Hanssens left the next day, and briefly explored the Mongala River, signing a treaty with Chief Mobeka near its mouth.
On 4 June 1884 the expedition reached the Itimbiri River, and went up it for 15 km.
On 21 June 1884 it reached Basoko at the mouth of the Aruwimi River, where a post of three Hausas was established.
Courtois died from hematuria of 26 June 1884.
The expedition reached the Falls on 3 July 1884.
Hassens relieved Adrian Binnie, who had commanded there since Stanley's visit in December 1883, and would return to the coast.
He replaced him with the Swedish Lieutenant Arvid Wester, with Louis-Gustave Amelot as his deputy.
On 11 July 1884 Hanssens left the Falls.
He travelled along the left bank, and entered the Lomami River.
He landed at Iboko on 19 July 1884.
The people there were suspicious, since Hanssens had exchanged blood with their enemies, and he stayed for a few days to reassure them that the Belgians wanted friendship with all the tribes, but would not side with one against another.

Hanssens left Iboko on 22 July 1884, and returned to Léopoldville on 6 August 1884.
He met the Association's general administrator, Sir Francis de Winton, in Léopoldville.
He requested and received the emergency dispatch of supplies and reinforcements for the Bangalas.
He then returned upstream to obtain new treaties to confirm the rights of the Association over all the territory between Kwamouth and Bolobo.
On 18 October 1884 he was in Bolobo with lieutenant Liebrechts when he learned he had been made a Knight of the Order of Leopold, the first Belgian to receive this award for services in Africa.

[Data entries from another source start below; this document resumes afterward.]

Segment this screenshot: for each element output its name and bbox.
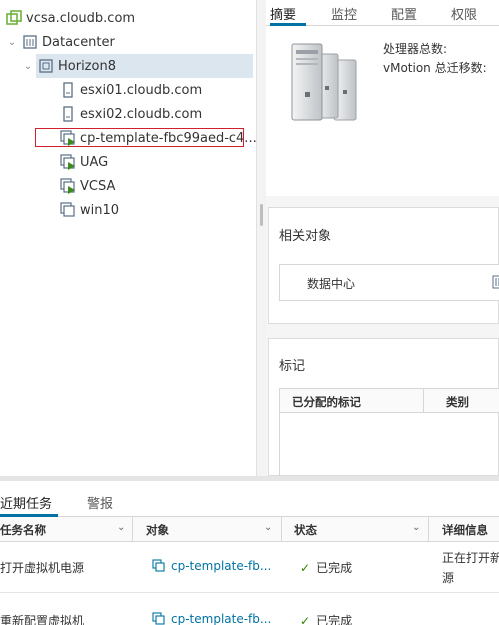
column-category[interactable]: 类别 xyxy=(446,394,469,410)
tree-item-datacenter[interactable]: ⌄ Datacenter xyxy=(0,30,257,54)
tab-recent-tasks[interactable]: 近期任务 xyxy=(0,493,52,512)
host-icon xyxy=(60,106,76,122)
related-objects-card: 相关对象 数据中心 xyxy=(268,207,499,324)
tree-item-host[interactable]: esxi02.cloudb.com xyxy=(56,102,253,126)
tree-item-label: vcsa.cloudb.com xyxy=(26,10,136,26)
tags-title: 标记 xyxy=(279,359,306,374)
chevron-down-icon[interactable]: ⌄ xyxy=(264,522,272,533)
tab-summary[interactable]: 摘要 xyxy=(270,4,296,23)
checkmark-icon: ✓ xyxy=(300,614,311,625)
tree-item-vcenter[interactable]: vcsa.cloudb.com xyxy=(0,6,257,30)
vm-icon xyxy=(60,202,76,218)
cluster-servers-icon xyxy=(288,42,360,130)
table-row[interactable]: 重新配置虚拟机 cp-template-fb... ✓ 已完成 xyxy=(0,594,499,625)
datacenter-icon xyxy=(22,34,38,50)
cluster-icon xyxy=(38,58,54,74)
vmotion-total-label: vMotion 总迁移数: xyxy=(383,61,487,75)
table-row[interactable]: 打开虚拟机电源 cp-template-fb... ✓ 已完成 正在打开新 源 xyxy=(0,543,499,593)
column-task-name[interactable]: 任务名称 xyxy=(0,522,46,538)
task-detail-line: 源 xyxy=(442,571,455,585)
related-objects-title: 相关对象 xyxy=(279,229,332,244)
chevron-down-icon[interactable]: ⌄ xyxy=(6,36,18,48)
tree-item-label: esxi02.cloudb.com xyxy=(80,106,203,122)
column-divider xyxy=(423,389,424,413)
tree-item-label: Datacenter xyxy=(42,34,115,50)
task-status-label: 已完成 xyxy=(316,614,353,625)
column-object[interactable]: 对象 xyxy=(146,522,169,538)
task-detail-line: 正在打开新 xyxy=(442,551,499,565)
summary-section: 处理器总数: vMotion 总迁移数: xyxy=(266,26,499,196)
tree-item-label: VCSA xyxy=(80,178,116,194)
tree-item-label: UAG xyxy=(80,154,109,170)
tree-item-label: esxi01.cloudb.com xyxy=(80,82,203,98)
recent-tasks-panel: 近期任务 警报 任务名称 ⌄ 对象 ⌄ 状态 ⌄ 详细信息 打开虚拟机电源 cp… xyxy=(0,476,499,625)
task-object-link[interactable]: cp-template-fb... xyxy=(152,559,271,575)
tree-item-label: win10 xyxy=(80,202,120,218)
tags-table: 已分配的标记 类别 xyxy=(279,388,499,478)
task-status-cell: ✓ 已完成 xyxy=(300,559,352,576)
tab-configure[interactable]: 配置 xyxy=(391,4,417,23)
detail-tabs: 摘要 监控 配置 权限 xyxy=(266,0,499,26)
checkmark-icon: ✓ xyxy=(300,561,311,575)
tree-item-vm[interactable]: win10 xyxy=(56,198,253,222)
tags-table-header: 已分配的标记 类别 xyxy=(280,389,499,413)
bottom-tabs: 近期任务 警报 xyxy=(0,481,499,517)
vm-powered-on-icon xyxy=(60,178,76,194)
column-details[interactable]: 详细信息 xyxy=(442,522,488,538)
task-name-cell: 重新配置虚拟机 xyxy=(0,614,85,625)
chevron-down-icon[interactable]: ⌄ xyxy=(412,522,420,533)
task-object-label: cp-template-fb... xyxy=(171,559,272,573)
tab-alarms[interactable]: 警报 xyxy=(87,493,113,512)
tree-item-host[interactable]: esxi01.cloudb.com xyxy=(56,78,253,102)
tab-monitor[interactable]: 监控 xyxy=(331,4,357,23)
inventory-tree: vcsa.cloudb.com ⌄ Datacenter ⌄ Horizon8 … xyxy=(0,0,257,476)
tree-item-vm[interactable]: VCSA xyxy=(56,174,253,198)
tags-card: 标记 已分配的标记 类别 xyxy=(268,338,499,478)
tree-item-vm[interactable]: UAG xyxy=(56,150,253,174)
column-divider[interactable] xyxy=(132,517,133,542)
related-object-label: 数据中心 xyxy=(307,277,356,291)
column-status[interactable]: 状态 xyxy=(294,522,317,538)
chevron-down-icon[interactable]: ⌄ xyxy=(117,522,125,533)
tasks-table-header: 任务名称 ⌄ 对象 ⌄ 状态 ⌄ 详细信息 xyxy=(0,517,499,542)
datacenter-icon xyxy=(492,275,499,293)
object-detail-panel: 摘要 监控 配置 权限 处理器总数: vMotion 总迁移数: 相关对象 数据… xyxy=(266,0,499,478)
task-status-label: 已完成 xyxy=(316,561,353,575)
pane-splitter[interactable] xyxy=(256,0,266,476)
annotation-highlight-box xyxy=(35,128,244,147)
tab-permissions[interactable]: 权限 xyxy=(451,4,477,23)
tree-item-label: Horizon8 xyxy=(58,58,116,74)
vm-icon xyxy=(152,559,165,575)
task-object-label: cp-template-fb... xyxy=(171,612,272,625)
task-status-cell: ✓ 已完成 xyxy=(300,612,352,625)
splitter-grip[interactable] xyxy=(260,204,263,226)
task-name-cell: 打开虚拟机电源 xyxy=(0,561,85,575)
task-object-link[interactable]: cp-template-fb... xyxy=(152,612,271,625)
column-divider[interactable] xyxy=(281,517,282,542)
related-object-row[interactable]: 数据中心 xyxy=(279,264,499,301)
host-icon xyxy=(60,82,76,98)
chevron-down-icon[interactable]: ⌄ xyxy=(22,60,34,72)
vcenter-icon xyxy=(6,10,22,26)
tree-item-cluster-selected[interactable]: ⌄ Horizon8 xyxy=(24,54,253,78)
column-assigned-tags[interactable]: 已分配的标记 xyxy=(292,394,361,410)
cpu-total-label: 处理器总数: xyxy=(383,42,448,56)
vm-icon xyxy=(152,612,165,625)
column-divider[interactable] xyxy=(428,517,429,542)
vm-powered-on-icon xyxy=(60,154,76,170)
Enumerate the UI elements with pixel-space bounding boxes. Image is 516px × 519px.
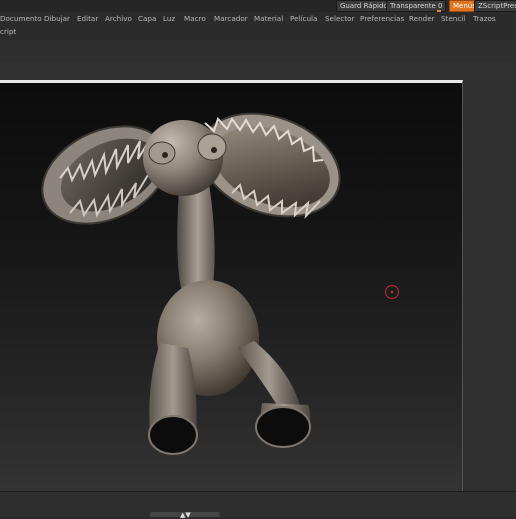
menu-item-preferencias[interactable]: Preferencias: [360, 14, 404, 23]
right-panel: [463, 80, 516, 491]
zscript-button[interactable]: ZScriptPred: [474, 0, 516, 12]
menu-item-selector[interactable]: Selector: [325, 14, 355, 23]
sculpt-model: [41, 112, 399, 455]
secondary-menu-bar: cript: [0, 26, 516, 40]
menu-item-pelicula[interactable]: Película: [290, 14, 317, 23]
bottom-shelf: ▲▼: [0, 491, 516, 519]
menu-item-trazos[interactable]: Trazos: [473, 14, 496, 23]
right-leg: [238, 341, 311, 448]
menu-item-archivo[interactable]: Archivo: [105, 14, 132, 23]
menu-item-capa[interactable]: Capa: [138, 14, 156, 23]
top-bar: Guard Rápido Transparente 0 Menús ZScrip…: [0, 0, 516, 12]
left-leg: [148, 343, 198, 455]
menu-item-stencil[interactable]: Stencil: [441, 14, 465, 23]
chevron-up-down-icon[interactable]: ▲▼: [180, 511, 191, 519]
menu-item-render[interactable]: Render: [409, 14, 435, 23]
circle-cursor-icon: [385, 285, 399, 299]
menu-item-documento[interactable]: Documento: [0, 14, 42, 23]
menu-item-zscript[interactable]: cript: [0, 27, 16, 36]
menu-item-marcador[interactable]: Marcador: [214, 14, 248, 23]
menu-item-editar[interactable]: Editar: [77, 14, 98, 23]
viewport-canvas[interactable]: [0, 80, 463, 494]
menu-item-luz[interactable]: Luz: [163, 14, 175, 23]
main-menu-bar: Documento Dibujar Editar Archivo Capa Lu…: [0, 12, 516, 26]
menu-item-material[interactable]: Material: [254, 14, 283, 23]
top-shelf: [0, 40, 516, 63]
transparency-slider[interactable]: Transparente 0: [386, 0, 447, 12]
quick-save-button[interactable]: Guard Rápido: [336, 0, 392, 12]
document-strip: [0, 62, 516, 80]
menu-item-dibujar[interactable]: Dibujar: [44, 14, 70, 23]
menu-item-macro[interactable]: Macro: [184, 14, 206, 23]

==Return to the Vivi and death (1884)==

Hanssens returned to Léopoldville on 31 October 1884.
On 3 November 1884 he heard that the Association planned an expedition to the Basokos to try to free the Italian explorer Casati, who had been captured by the people of the Nepoko on his return from a journey in the Sudan.
He assumed he would take command, but three days later announced that he intended to return to Belgium by Portuguese boat that would leave Banana on 17 November 1884. The reason for this decision are not clear.
He left Léopoldville on 8 November 1884 after dividing his command into two regions.
Guillaume Casman was given the territory from the Pool to Equateur, while Van Gèle took the territory from there to the Falls.
Hanssens again met Sir Francis de Winton in Vivi and agreed to postpone taking leave and return to the Upper Congo.
However, he fell sick and died of hematuria on 28 December 1884.